Srikantharun's Engineering Blog

Technical deep-dives on build systems, toolchains, and cross-platform development

MLIR Optimization Passes: A Developer’s Guide

Understanding Multi-Level IR Transformations with Graphics Analogies


What is MLIR?

MLIR (Multi-Level Intermediate Representation) is a compiler infrastructure that enables progressive lowering from high-level abstractions to hardware-specific code. Unlike traditional compilers with a single IR level, MLIR supports multiple dialects that can coexist and interoperate.

Think of it like a game engine’s asset pipeline: source art (PSD, FBX) transforms through multiple stages (texture compression, mesh optimization, shader compilation) before becoming runtime-ready assets.

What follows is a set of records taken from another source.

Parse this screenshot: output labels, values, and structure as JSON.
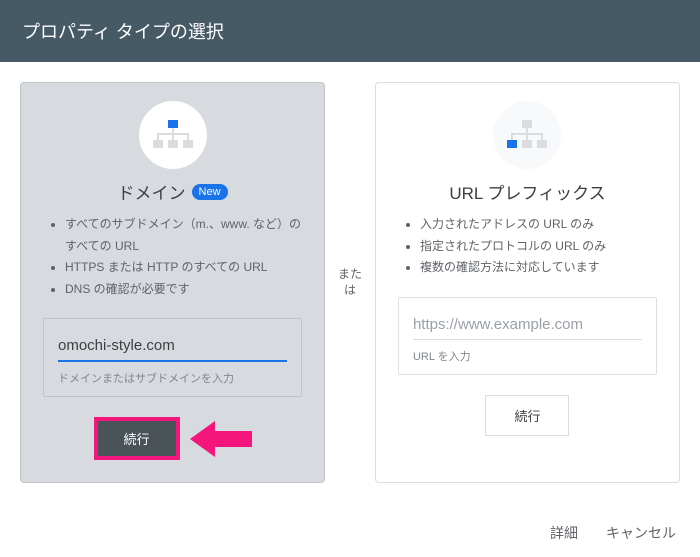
{
  "header": {
    "title": "プロパティ タイプの選択"
  },
  "separator": "または",
  "cards": {
    "domain": {
      "title": "ドメイン",
      "badge": "New",
      "bullets": [
        "すべてのサブドメイン（m.、www. など）のすべての URL",
        "HTTPS または HTTP のすべての URL",
        "DNS の確認が必要です"
      ],
      "input_value": "omochi-style.com",
      "helper": "ドメインまたはサブドメインを入力",
      "button": "続行"
    },
    "url": {
      "title": "URL プレフィックス",
      "bullets": [
        "入力されたアドレスの URL のみ",
        "指定されたプロトコルの URL のみ",
        "複数の確認方法に対応しています"
      ],
      "placeholder": "https://www.example.com",
      "helper": "URL を入力",
      "button": "続行"
    }
  },
  "footer": {
    "details": "詳細",
    "cancel": "キャンセル"
  }
}
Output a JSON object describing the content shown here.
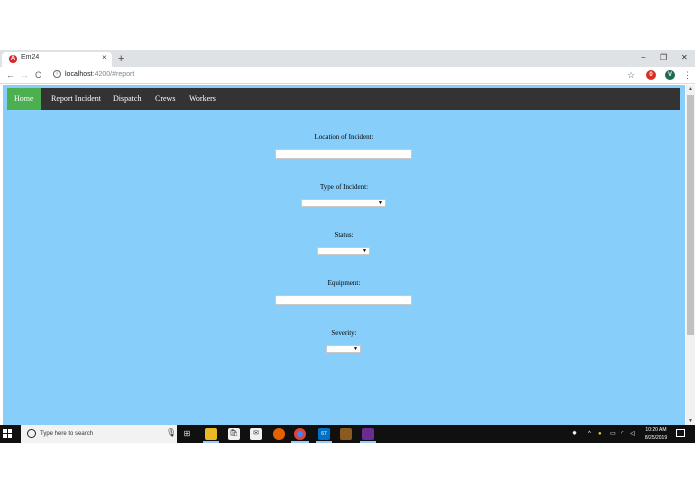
{
  "browser": {
    "tab_title": "Em24",
    "url_host": "localhost",
    "url_path": ":4200/#report",
    "new_tab_symbol": "+",
    "close_symbol": "×",
    "back_symbol": "←",
    "forward_symbol": "→",
    "reload_symbol": "C",
    "star_symbol": "☆",
    "menu_symbol": "⋮",
    "minimize_symbol": "−",
    "restore_symbol": "❐",
    "window_close_symbol": "✕",
    "extension1_glyph": "0",
    "extension2_glyph": "V"
  },
  "nav": {
    "items": [
      {
        "label": "Home",
        "active": true
      },
      {
        "label": "Report Incident",
        "active": false
      },
      {
        "label": "Dispatch",
        "active": false
      },
      {
        "label": "Crews",
        "active": false
      },
      {
        "label": "Workers",
        "active": false
      }
    ]
  },
  "form": {
    "location_label": "Location of Incident:",
    "location_value": "",
    "type_label": "Type of Incident:",
    "type_value": "",
    "status_label": "Status:",
    "status_value": "",
    "equipment_label": "Equipment:",
    "equipment_value": "",
    "severity_label": "Severity:",
    "severity_value": "",
    "select_arrow": "▼"
  },
  "taskbar": {
    "search_placeholder": "Type here to search",
    "clock_time": "10:20 AM",
    "clock_date": "8/25/2019",
    "mail_badge": "67"
  },
  "colors": {
    "page_background": "#87cefa",
    "navbar": "#333333",
    "nav_active": "#4caf50"
  }
}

High-Level ML Model (TensorFlow, PyTorch, JAX)
         ↓
    StableHLO Dialect (portable tensor operations)
         ↓
    Linalg Dialect (structured linear algebra)
         ↓
    SCF/Affine Dialect (loops and control flow)
         ↓
    Vector Dialect (SIMD abstractions)
         ↓
    LLVM/SPIR-V Dialect (hardware targets)

Core Optimization Passes

1. Canonicalization: Simplify Before You Optimize

What it does: Applies greedy pattern rewrites to normalize IR into a canonical form, enabling further optimizations.

Key operations:

Graphics Analogy: Like pre-baking view-projection matrices at compile time. Instead of computing view * projection * model per vertex every frame, you fold the constant matrices during shader compilation.

mlir-opt input.mlir --canonicalize

Pro tip: Canonicalization is “best-effort”—it doesn’t guarantee full normalization. Running it too aggressively early can preclude hardware-specific optimizations later.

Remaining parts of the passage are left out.